CommittableExternalSource

Like PlainExternalSource, allows to use external KafkaConsumerActor (see documentation above).

CommittablePartitionedSource

Same as PlainPartitionedSource but with committable offset support.

AtMostOnceSource

Convenience for "at-most once delivery" semantics. The offset of each message is committed to Kafka before being emitted downstream.

CommitWithMetadataPartitionedSource

The same as PlainPartitionedSource but with offset commit with metadata support.

PlainPartitionedManualOffsetSource

The PlainPartitionedManualOffsetSource is similar to PlainPartitionedSource but allows the use of an offset store outside of Kafka, while retaining the automatic partition assignment. When a topic-partition is assigned to a consumer, the getOffsetsOnAssign function will be called to retrieve the offset, followed by a seek to the correct spot in the partition.

The onRevoke function gives the consumer a chance to store any uncommitted offsets, and do any other cleanup that is required.

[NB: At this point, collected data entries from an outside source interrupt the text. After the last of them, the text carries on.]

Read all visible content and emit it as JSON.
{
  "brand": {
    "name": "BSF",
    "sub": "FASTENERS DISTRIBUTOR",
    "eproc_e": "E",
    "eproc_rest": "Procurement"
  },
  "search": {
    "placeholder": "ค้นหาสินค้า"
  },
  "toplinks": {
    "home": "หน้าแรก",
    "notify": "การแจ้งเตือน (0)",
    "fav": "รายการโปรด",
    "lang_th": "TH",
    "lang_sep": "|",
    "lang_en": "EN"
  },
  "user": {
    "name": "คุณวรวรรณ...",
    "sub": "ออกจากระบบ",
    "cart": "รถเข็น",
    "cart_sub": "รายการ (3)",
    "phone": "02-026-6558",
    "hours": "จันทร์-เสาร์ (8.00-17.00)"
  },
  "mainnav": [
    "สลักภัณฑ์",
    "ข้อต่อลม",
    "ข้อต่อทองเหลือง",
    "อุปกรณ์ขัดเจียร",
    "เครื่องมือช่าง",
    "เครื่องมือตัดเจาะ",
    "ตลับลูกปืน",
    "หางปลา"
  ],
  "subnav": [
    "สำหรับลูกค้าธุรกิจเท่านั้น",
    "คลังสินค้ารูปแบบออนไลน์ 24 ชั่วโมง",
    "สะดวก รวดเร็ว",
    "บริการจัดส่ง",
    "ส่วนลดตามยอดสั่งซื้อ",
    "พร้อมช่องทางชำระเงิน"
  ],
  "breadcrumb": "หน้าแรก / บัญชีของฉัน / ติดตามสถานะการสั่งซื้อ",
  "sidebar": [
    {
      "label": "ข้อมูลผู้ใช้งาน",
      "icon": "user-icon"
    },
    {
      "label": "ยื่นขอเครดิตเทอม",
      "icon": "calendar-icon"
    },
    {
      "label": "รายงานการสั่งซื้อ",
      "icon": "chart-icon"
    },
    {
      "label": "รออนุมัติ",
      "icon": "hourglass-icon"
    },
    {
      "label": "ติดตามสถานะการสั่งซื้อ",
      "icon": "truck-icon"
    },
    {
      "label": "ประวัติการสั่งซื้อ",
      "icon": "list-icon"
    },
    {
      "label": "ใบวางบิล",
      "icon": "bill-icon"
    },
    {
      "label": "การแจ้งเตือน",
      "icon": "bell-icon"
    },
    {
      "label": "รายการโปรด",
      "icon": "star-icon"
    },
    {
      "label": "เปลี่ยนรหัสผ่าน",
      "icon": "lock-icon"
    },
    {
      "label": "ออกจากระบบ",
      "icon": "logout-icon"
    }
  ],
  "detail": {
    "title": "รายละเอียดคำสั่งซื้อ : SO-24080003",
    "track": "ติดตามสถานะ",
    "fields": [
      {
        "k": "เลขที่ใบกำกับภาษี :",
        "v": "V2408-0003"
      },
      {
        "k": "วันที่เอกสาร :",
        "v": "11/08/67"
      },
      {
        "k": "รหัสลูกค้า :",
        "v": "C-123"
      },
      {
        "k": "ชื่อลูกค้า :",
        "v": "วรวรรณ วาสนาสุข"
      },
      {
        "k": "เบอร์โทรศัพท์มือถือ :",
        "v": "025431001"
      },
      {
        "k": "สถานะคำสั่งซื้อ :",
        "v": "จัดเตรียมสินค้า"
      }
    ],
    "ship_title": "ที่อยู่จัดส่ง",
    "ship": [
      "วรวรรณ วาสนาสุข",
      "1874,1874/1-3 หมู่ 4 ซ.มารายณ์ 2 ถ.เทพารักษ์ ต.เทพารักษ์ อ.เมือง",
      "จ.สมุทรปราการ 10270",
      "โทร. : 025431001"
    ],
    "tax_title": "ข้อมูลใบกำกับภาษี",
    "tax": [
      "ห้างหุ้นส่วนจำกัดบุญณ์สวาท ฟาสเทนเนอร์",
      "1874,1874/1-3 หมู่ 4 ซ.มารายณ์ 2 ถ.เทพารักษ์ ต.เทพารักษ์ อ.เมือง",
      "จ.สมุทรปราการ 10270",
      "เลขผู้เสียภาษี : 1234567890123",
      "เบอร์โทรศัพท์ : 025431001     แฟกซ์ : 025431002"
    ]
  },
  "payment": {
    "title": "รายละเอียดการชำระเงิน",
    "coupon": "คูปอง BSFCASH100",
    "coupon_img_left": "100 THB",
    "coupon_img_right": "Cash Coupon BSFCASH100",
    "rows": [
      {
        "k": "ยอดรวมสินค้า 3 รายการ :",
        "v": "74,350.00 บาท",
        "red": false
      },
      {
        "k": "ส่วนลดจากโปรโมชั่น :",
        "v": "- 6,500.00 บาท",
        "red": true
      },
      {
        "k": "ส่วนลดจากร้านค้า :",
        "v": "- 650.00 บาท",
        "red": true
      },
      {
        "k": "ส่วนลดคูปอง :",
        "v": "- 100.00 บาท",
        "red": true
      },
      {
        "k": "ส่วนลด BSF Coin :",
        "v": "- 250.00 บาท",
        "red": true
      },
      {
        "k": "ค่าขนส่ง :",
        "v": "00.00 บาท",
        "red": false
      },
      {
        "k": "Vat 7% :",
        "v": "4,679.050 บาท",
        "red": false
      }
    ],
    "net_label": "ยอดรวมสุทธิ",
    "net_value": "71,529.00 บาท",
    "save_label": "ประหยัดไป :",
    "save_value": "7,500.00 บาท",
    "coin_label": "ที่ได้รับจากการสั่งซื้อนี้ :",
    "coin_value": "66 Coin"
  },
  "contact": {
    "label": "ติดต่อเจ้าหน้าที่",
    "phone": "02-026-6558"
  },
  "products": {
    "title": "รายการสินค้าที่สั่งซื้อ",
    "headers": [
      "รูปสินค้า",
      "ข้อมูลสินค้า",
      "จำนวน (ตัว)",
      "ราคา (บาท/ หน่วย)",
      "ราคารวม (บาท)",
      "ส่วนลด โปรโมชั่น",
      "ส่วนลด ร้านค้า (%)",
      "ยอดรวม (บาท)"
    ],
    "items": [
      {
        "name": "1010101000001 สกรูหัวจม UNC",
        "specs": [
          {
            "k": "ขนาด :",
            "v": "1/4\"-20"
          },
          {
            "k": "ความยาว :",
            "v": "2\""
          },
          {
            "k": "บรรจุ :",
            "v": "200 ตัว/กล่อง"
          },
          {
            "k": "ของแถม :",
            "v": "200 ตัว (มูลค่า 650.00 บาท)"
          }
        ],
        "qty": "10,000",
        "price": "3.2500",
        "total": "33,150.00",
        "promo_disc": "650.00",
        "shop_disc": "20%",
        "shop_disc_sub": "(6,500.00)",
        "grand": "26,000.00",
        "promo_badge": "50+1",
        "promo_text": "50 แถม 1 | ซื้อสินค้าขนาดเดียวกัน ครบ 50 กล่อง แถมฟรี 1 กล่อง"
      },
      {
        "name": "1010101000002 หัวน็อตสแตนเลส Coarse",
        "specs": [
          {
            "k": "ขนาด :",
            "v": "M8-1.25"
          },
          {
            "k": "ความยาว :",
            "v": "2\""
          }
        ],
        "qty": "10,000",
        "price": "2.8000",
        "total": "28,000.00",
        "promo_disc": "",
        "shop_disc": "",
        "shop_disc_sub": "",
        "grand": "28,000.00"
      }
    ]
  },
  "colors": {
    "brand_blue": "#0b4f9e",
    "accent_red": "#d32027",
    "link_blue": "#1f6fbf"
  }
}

var source = KafkaConsumer.PlainPartitionedManualOffsetSource(consumerSettings, Subscriptions.Topics(topic),
    assignedPartitions =>
    {
        // Handle assigned partitions
    },
    revokedPartitions =>
    {
        // Handle partitions that are revoked
    })
    // Pass message values down to the stream
    .Select(m => m.Value);

Transactional Producers and Consumers

Are not implemented yet. Waiting for issue akkadotnet#85 to be resolved.

Local development

There are some helpers to simplify local development

Tests: File logging

Sometimes it is useful to have all logs written to a file in addition to console.

There is a built-in file logger, that will be added to default Akka.NET loggers if you will set AKKA_STREAMS_KAFKA_TEST_FILE_LOGGING environment variable on your local system to any value.

When set, all logs will be written to logs subfolder near to your test assembly, one file per test. Here is how log file name is generated:

public readonly string LogPath = $"logs\\{DateTime.Now:yyyy-MM-dd_HH-mm-ss}_{Guid.NewGuid():N}.txt";

Tests: Kafka container reuse

By default, tests are configured to be friendly to CI - that is, before starting tests docker Kafka images will be downloaded (if not yet exist) and containers started, and after all tests finish full cleanup will be performed (except the fact that downloaded docker images will not be removed).

While this might be useful when running tests locally, there are situations when you would like to save startup/shutdown tests time by using some pre-existing container, that will be used for all test runs and will not be stopped/started each time.

To achieve that, set AKKA_STREAMS_KAFKA_TEST_CONTAINER_REUSE environment variable on your local machine to any value. This will force using existing Kafka container, listening on port 29092 . Use docker-compose up console command in the root of project folder to get this container up and running.